C1.3.11 Generation of oxygen by the photolysis of water in photosystem II (HL) Notes

Photolysis in Photosystem II Splits Water to Produce Oxygen, Electrons, and Protons

1. Photolysis occurs in photosystem II (PSII), specifically in a protein complex called the oxygen-evolving complex (OEC).
2. This process is part of the light-dependent reactions of photosynthesis and takes place in the thylakoid membranes of chloroplasts.

The reaction can be summarized as:

$$
2H_2O \rightarrow O_2 + 4H^+ + 4e^-
$$

How Photolysis Works

Step 1: Light Absorption

1. Chlorophyll molecules in photosystem II absorb photons of light.
2. This energy excites electrons in a special chlorophyll molecule called P680 (named for the wavelength of light it absorbs—680 nm).
3. The excited electrons are boosted to a higher energy level and leave P680.

Step 2: Electron Replacement

1. When P680 loses electrons, it becomes positively charged and highly reactive.
2. P680 must be "recharged" to continue functioning.
3. The oxygen-evolving complex splits water molecules to provide replacement electrons.
4. These electrons fill the "electron holes" left in P680, restoring it so it can be excited again by light.

Step 3: Release of Products

1. As water is split, three products are generated:
   1. Electrons (e⁻): Replace electrons lost by P680, allowing the light-dependent reactions to continue.
   2. Protons (H⁺): Released into the thylakoid space, contributing to the proton gradient used for ATP synthesis via chemiosmosis (covered in the previous article).
   3. Oxygen (O₂): Oxygen atoms from split water molecules combine to form O₂ gas, which diffuses out of the chloroplast.

The Three Products Are Used Differently

1. Electrons: Used in Photosynthesis
   1. Replace electrons lost by chlorophyll in photosystem II when light excites them.
   2. Flow through the electron transport chain.
   3. Eventually used to produce NADPH (covered in C1.3.13).
2. Protons: Used in ATP Synthesis
   1. Protons are released into the thylakoid space, increasing the H⁺ concentration.
   2. This contributes to the proton gradient across the thylakoid membrane that drives ATP synthesis via chemiosmosis (covered next in C1.3.12).
3. Oxygen: A Waste Product
   1. Oxygen is not used in photosynthesis, it's simply a byproduct.
   2. It diffuses out of the chloroplast and into the atmosphere.
   3. Although oxygen is waste for the plant, it has had profound consequences for life on Earth.

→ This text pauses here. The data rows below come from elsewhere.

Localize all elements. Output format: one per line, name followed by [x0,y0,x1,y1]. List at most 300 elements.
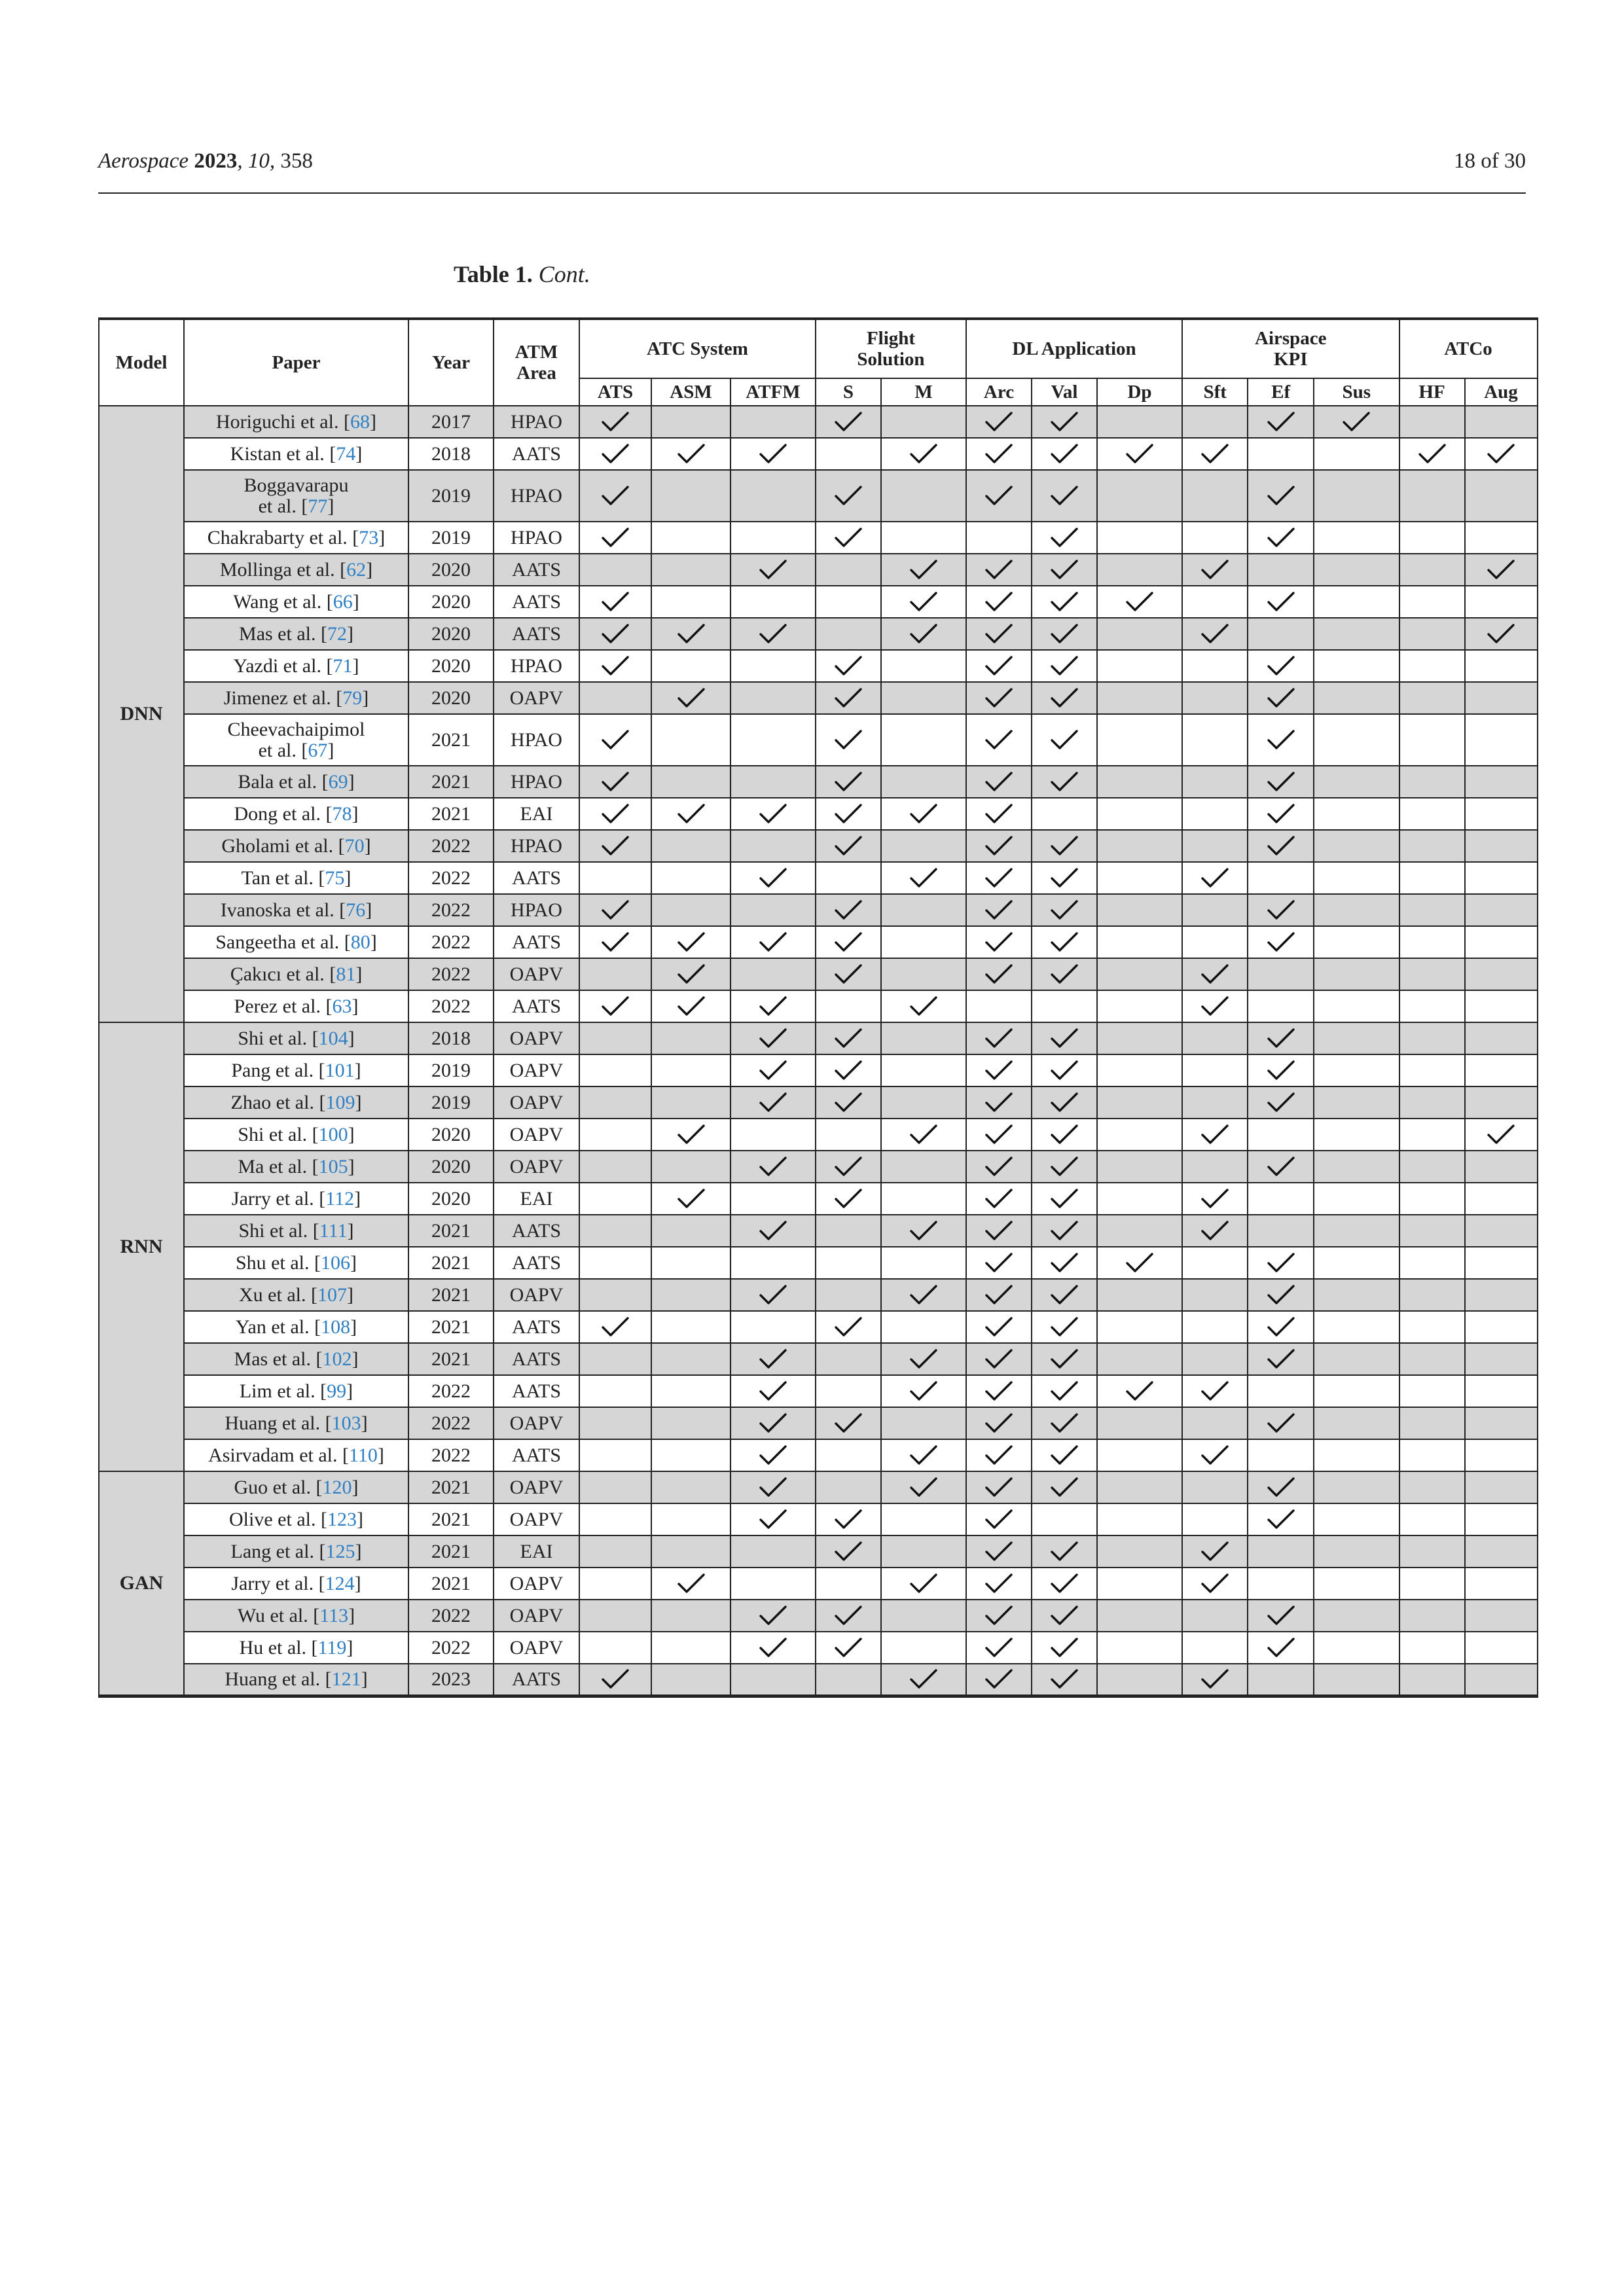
checkmark-icon [602,1316,629,1338]
check-cell-sus [1314,1022,1399,1054]
year-cell: 2021 [408,1471,494,1503]
check-cell-asm [651,522,731,554]
check-cell-val [1032,1535,1097,1568]
check-cell-arc [966,1247,1032,1279]
check-cell-asm [651,1183,731,1215]
paper-cell: Bala et al. [69] [184,766,408,798]
checkmark-icon [602,931,629,954]
check-cell-atfm [731,830,816,862]
reference-link[interactable]: 68 [350,410,370,433]
checkmark-icon [1126,443,1153,465]
reference-link[interactable]: 81 [336,963,356,985]
check-cell-m [881,406,966,438]
checkmark-icon [759,443,787,465]
checkmark-icon [602,771,629,793]
check-cell-sft [1182,1247,1248,1279]
check-cell-ats [579,1568,651,1600]
check-cell-ats [579,1022,651,1054]
paper-authors: Gholami et al. [221,834,334,857]
check-cell-val [1032,1503,1097,1535]
check-cell-hf [1399,522,1465,554]
reference-link[interactable]: 63 [332,995,352,1017]
reference-link[interactable]: 69 [328,770,348,793]
reference-link[interactable]: 111 [319,1219,348,1242]
check-cell-s [816,1568,881,1600]
check-cell-sft [1182,1600,1248,1632]
check-cell-dp [1097,830,1182,862]
year-cell: 2022 [408,1407,494,1439]
check-cell-arc [966,894,1032,926]
check-cell-dp [1097,1054,1182,1086]
paper-authors: Yazdi et al. [233,655,321,677]
paper-cell: Dong et al. [78] [184,798,408,830]
check-cell-ats [579,586,651,618]
checkmark-icon [602,527,629,549]
reference-link[interactable]: 102 [322,1348,352,1370]
paper-authors: Sangeetha et al. [215,931,340,953]
reference-link[interactable]: 62 [346,558,367,581]
reference-link[interactable]: 80 [350,931,370,953]
checkmark-icon [602,623,629,645]
checkmark-icon [602,996,629,1018]
year-cell: 2020 [408,650,494,682]
checkmark-icon [1051,931,1078,954]
table-row [99,586,1538,618]
checkmark-icon [1267,1156,1295,1178]
reference-link[interactable]: 121 [331,1668,361,1690]
header-col-s: S [816,378,881,406]
check-cell-m [881,1535,966,1568]
reference-link[interactable]: 77 [308,495,328,517]
check-cell-arc [966,1311,1032,1343]
check-cell-hf [1399,1086,1465,1119]
check-cell-ef [1248,406,1313,438]
check-cell-m [881,990,966,1022]
check-cell-hf [1399,1471,1465,1503]
check-cell-arc [966,682,1032,714]
reference-link[interactable]: 66 [333,590,353,613]
checkmark-icon [910,1284,937,1306]
reference-link[interactable]: 112 [325,1187,355,1210]
paper-authors: Huang et al. [225,1412,321,1434]
check-cell-m [881,1151,966,1183]
check-cell-dp [1097,958,1182,990]
header-group-dl-application: DL Application [966,319,1182,378]
paper-cell: Tan et al. [75] [184,862,408,894]
reference-link[interactable]: 119 [317,1636,347,1659]
check-cell-arc [966,406,1032,438]
check-cell-ef [1248,554,1313,586]
check-cell-sus [1314,682,1399,714]
reference-link[interactable]: 100 [318,1123,348,1145]
check-cell-ats [579,522,651,554]
paper-authors: Guo et al. [234,1476,311,1498]
check-cell-hf [1399,586,1465,618]
check-cell-s [816,586,881,618]
check-cell-sft [1182,958,1248,990]
reference-link[interactable]: 70 [344,834,365,857]
header-group-atc-system: ATC System [579,319,816,378]
check-cell-sus [1314,990,1399,1022]
reference-link[interactable]: 75 [325,867,345,889]
check-cell-ef [1248,618,1313,650]
caption-label: Table 1. [454,261,533,287]
reference-link[interactable]: 124 [325,1572,355,1594]
paper-authors: Xu et al. [239,1283,306,1306]
check-cell-aug [1465,1471,1538,1503]
check-cell-aug [1465,1247,1538,1279]
checkmark-icon [759,1477,787,1499]
check-cell-sus [1314,1535,1399,1568]
check-cell-s [816,1215,881,1247]
check-cell-ef [1248,586,1313,618]
reference-link[interactable]: 109 [325,1091,355,1113]
checkmark-icon [759,803,787,825]
check-cell-sft [1182,1439,1248,1471]
check-cell-arc [966,1119,1032,1151]
check-cell-s [816,1279,881,1311]
reference-link[interactable]: 106 [321,1251,350,1274]
reference-link[interactable]: 79 [342,687,363,709]
reference-link[interactable]: 123 [327,1508,357,1530]
paper-authors: Yan et al. [235,1316,310,1338]
check-cell-arc [966,990,1032,1022]
check-cell-ef [1248,1022,1313,1054]
check-cell-ats [579,554,651,586]
paper-cell: Jimenez et al. [79] [184,682,408,714]
check-cell-ats [579,990,651,1022]
checkmark-icon [910,803,937,825]
table-row [99,438,1538,470]
checkmark-icon [835,1092,862,1114]
model-cell: RNN [99,1022,184,1471]
check-cell-hf [1399,862,1465,894]
check-cell-arc [966,1279,1032,1311]
check-cell-hf [1399,1311,1465,1343]
reference-link[interactable]: 73 [359,526,379,548]
atm-area-cell: OAPV [494,958,579,990]
checkmark-icon [1126,591,1153,613]
reference-link[interactable]: 104 [318,1027,348,1049]
check-cell-s [816,990,881,1022]
check-cell-dp [1097,1215,1182,1247]
reference-link[interactable]: 74 [336,442,356,465]
paper-cell: Horiguchi et al. [68] [184,406,408,438]
checkmark-icon [985,729,1013,751]
checkmark-icon [759,1348,787,1371]
check-cell-sft [1182,522,1248,554]
check-cell-hf [1399,1503,1465,1535]
atm-area-cell: HPAO [494,894,579,926]
check-cell-atfm [731,1375,816,1407]
table-row [99,1215,1538,1247]
check-cell-val [1032,894,1097,926]
check-cell-sft [1182,406,1248,438]
check-cell-atfm [731,1343,816,1375]
paper-authors: Asirvadam et al. [208,1444,338,1466]
table-row [99,470,1538,522]
check-cell-m [881,798,966,830]
check-cell-ef [1248,1600,1313,1632]
check-cell-m [881,1279,966,1311]
reference-link[interactable]: 76 [346,899,366,921]
check-cell-asm [651,650,731,682]
reference-link[interactable]: 78 [332,802,352,825]
check-cell-ats [579,830,651,862]
checkmark-icon [835,729,862,751]
checkmark-icon [759,1220,787,1242]
check-cell-sft [1182,1471,1248,1503]
atm-area-cell: AATS [494,1247,579,1279]
check-cell-ats [579,714,651,766]
table-row [99,1343,1538,1375]
reference-link[interactable]: 108 [321,1316,351,1338]
running-head [98,149,1526,173]
check-cell-dp [1097,1279,1182,1311]
checkmark-icon [910,996,937,1018]
check-cell-val [1032,1183,1097,1215]
checkmark-icon [985,1252,1013,1274]
checkmark-icon [985,1477,1013,1499]
check-cell-sft [1182,1311,1248,1343]
checkmark-icon [985,1188,1013,1210]
checkmark-icon [1201,867,1229,889]
checkmark-icon [1051,1348,1078,1371]
check-cell-val [1032,830,1097,862]
year-cell: 2021 [408,1535,494,1568]
check-cell-aug [1465,618,1538,650]
checkmark-icon [985,1092,1013,1114]
checkmark-icon [1487,1124,1515,1146]
check-cell-asm [651,714,731,766]
checkmark-icon [985,1444,1013,1467]
checkmark-icon [835,803,862,825]
paper-authors-cont: et al. [258,495,297,517]
checkmark-icon [1201,623,1229,645]
checkmark-icon [1267,931,1295,954]
check-cell-val [1032,406,1097,438]
check-cell-m [881,650,966,682]
checkmark-icon [1201,996,1229,1018]
table-row [99,1151,1538,1183]
paper-cell: Pang et al. [101] [184,1054,408,1086]
check-cell-atfm [731,1022,816,1054]
table-row [99,1119,1538,1151]
checkmark-icon [985,771,1013,793]
atm-area-cell: OAPV [494,682,579,714]
reference-link[interactable]: 103 [331,1412,361,1434]
check-cell-asm [651,958,731,990]
check-cell-m [881,1183,966,1215]
year-cell: 2021 [408,1503,494,1535]
checkmark-icon [985,1668,1013,1691]
checkmark-icon [677,1188,705,1210]
checkmark-icon [835,963,862,986]
check-cell-ats [579,1054,651,1086]
table-row [99,1439,1538,1471]
checkmark-icon [1051,443,1078,465]
checkmark-icon [1267,1092,1295,1114]
check-cell-hf [1399,958,1465,990]
reference-link[interactable]: 113 [319,1604,349,1626]
paper-cell: Olive et al. [123] [184,1503,408,1535]
reference-link[interactable]: 125 [325,1540,355,1562]
paper-cell: Jarry et al. [112] [184,1183,408,1215]
check-cell-asm [651,438,731,470]
paper-authors: Perez et al. [234,995,321,1017]
check-cell-sus [1314,554,1399,586]
check-cell-val [1032,650,1097,682]
reference-link[interactable]: 67 [308,739,328,761]
check-cell-arc [966,1151,1032,1183]
check-cell-atfm [731,1600,816,1632]
checkmark-icon [985,485,1013,507]
reference-link[interactable]: 72 [327,622,347,645]
year-cell: 2022 [408,1439,494,1471]
check-cell-s [816,862,881,894]
check-cell-dp [1097,1119,1182,1151]
year-cell: 2022 [408,926,494,958]
check-cell-arc [966,1471,1032,1503]
check-cell-ats [579,958,651,990]
check-cell-dp [1097,1375,1182,1407]
checkmark-icon [1051,1668,1078,1691]
reference-link[interactable]: 107 [317,1283,347,1306]
atm-area-cell: OAPV [494,1600,579,1632]
check-cell-ats [579,1183,651,1215]
header-col-atfm: ATFM [731,378,816,406]
year-cell: 2022 [408,958,494,990]
paper-cell: Kistan et al. [74] [184,438,408,470]
check-cell-m [881,958,966,990]
checkmark-icon [1051,411,1078,433]
atm-area-cell: AATS [494,1311,579,1343]
paper-authors: Shi et al. [238,1123,308,1145]
paper-cell: Wu et al. [113] [184,1600,408,1632]
check-cell-val [1032,470,1097,522]
table-row [99,1407,1538,1439]
check-cell-s [816,682,881,714]
checkmark-icon [1051,1188,1078,1210]
paper-cell: Lang et al. [125] [184,1535,408,1568]
check-cell-arc [966,438,1032,470]
atm-area-cell: EAI [494,1535,579,1568]
checkmark-icon [910,1124,937,1146]
checkmark-icon [910,1477,937,1499]
check-cell-sft [1182,1343,1248,1375]
checkmark-icon [677,963,705,986]
check-cell-ef [1248,1632,1313,1664]
atm-area-cell: HPAO [494,714,579,766]
checkmark-icon [985,655,1013,677]
paper-cell: Huang et al. [103] [184,1407,408,1439]
header-col-hf: HF [1399,378,1465,406]
check-cell-atfm [731,714,816,766]
check-cell-ats [579,1343,651,1375]
reference-link[interactable]: 99 [327,1380,347,1402]
checkmark-icon [1201,559,1229,581]
table-row [99,862,1538,894]
check-cell-val [1032,522,1097,554]
reference-link[interactable]: 110 [349,1444,378,1466]
check-cell-val [1032,1632,1097,1664]
check-cell-ats [579,862,651,894]
year-cell: 2021 [408,1247,494,1279]
header-paper: Paper [184,319,408,406]
checkmark-icon [1051,655,1078,677]
header-col-ef: Ef [1248,378,1313,406]
atm-area-cell: OAPV [494,1086,579,1119]
checkmark-icon [1267,1060,1295,1082]
header-model: Model [99,319,184,406]
checkmark-icon [985,559,1013,581]
check-cell-dp [1097,1183,1182,1215]
check-cell-ef [1248,1535,1313,1568]
table-row [99,1535,1538,1568]
checkmark-icon [985,1028,1013,1050]
checkmark-icon [1201,963,1229,986]
check-cell-s [816,798,881,830]
check-cell-atfm [731,1407,816,1439]
paper-authors: Tan et al. [241,867,314,889]
check-cell-hf [1399,1407,1465,1439]
checkmark-icon [1051,1605,1078,1627]
check-cell-hf [1399,554,1465,586]
paper-authors: Ma et al. [238,1155,308,1177]
check-cell-ef [1248,862,1313,894]
table-row [99,714,1538,766]
check-cell-sft [1182,682,1248,714]
check-cell-dp [1097,522,1182,554]
paper-authors: Jarry et al. [231,1572,314,1594]
checkmark-icon [759,1028,787,1050]
check-cell-aug [1465,894,1538,926]
check-cell-sus [1314,766,1399,798]
year-cell: 2019 [408,1054,494,1086]
atm-area-cell: HPAO [494,830,579,862]
reference-link[interactable]: 120 [322,1476,352,1498]
check-cell-s [816,1632,881,1664]
checkmark-icon [1051,485,1078,507]
paper-cell: Wang et al. [66] [184,586,408,618]
check-cell-sft [1182,1632,1248,1664]
checkmark-icon [985,1060,1013,1082]
check-cell-atfm [731,862,816,894]
check-cell-sus [1314,1183,1399,1215]
check-cell-val [1032,1664,1097,1696]
check-cell-m [881,1247,966,1279]
checkmark-icon [835,1412,862,1435]
paper-cell: Ivanoska et al. [76] [184,894,408,926]
year-cell: 2022 [408,1632,494,1664]
check-cell-aug [1465,1632,1538,1664]
atm-area-cell: AATS [494,1215,579,1247]
check-cell-aug [1465,1215,1538,1247]
year-cell: 2021 [408,1311,494,1343]
check-cell-s [816,1343,881,1375]
check-cell-s [816,1600,881,1632]
check-cell-s [816,714,881,766]
checkmark-icon [759,1060,787,1082]
check-cell-dp [1097,862,1182,894]
check-cell-s [816,1664,881,1696]
checkmark-icon [910,1348,937,1371]
check-cell-aug [1465,522,1538,554]
check-cell-asm [651,862,731,894]
reference-link[interactable]: 105 [318,1155,348,1177]
reference-link[interactable]: 101 [325,1059,355,1081]
reference-link[interactable]: 71 [333,655,353,677]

Consequences of Oxygen Generation for Earth

The release of oxygen through photolysis transformed Earth's environment and enabled complex life.

The Great Oxidation Event (~2.4 Billion Years Ago)

1. Cyanobacteria began producing oxygen through photolysis.
2. Oxygen accumulated in the atmosphere, the Great Oxidation Event.
3. Consequences for organisms:
   1. Many anaerobic organisms (for which O₂ is toxic) went extinct.
   2. Aerobic respiration evolved, producing far more ATP than anaerobic processes.
   3. Complex life with high energy demands became possible.

Geological Consequences: Banded Iron Formations

1. Before oxygen accumulation, Earth's oceans contained dissolved iron (Fe²⁺).
2. Oxygen reacted with iron: Fe²⁺ + O₂ → Fe₂O₃ (iron oxide).
3. Iron oxides precipitated and settled on ocean floors, creating banded iron formations, visible in geological records today.
4. The bands reflect cycles of oxygen production over millions of years.

Ozone Layer Formation

1. Oxygen in the upper atmosphere converted to ozone (O₃).
2. The ozone layer absorbed harmful UV radiation.
3. This allowed life to colonize land, where UV exposure had previously been lethal.
4. Enabled diversification of terrestrial ecosystems.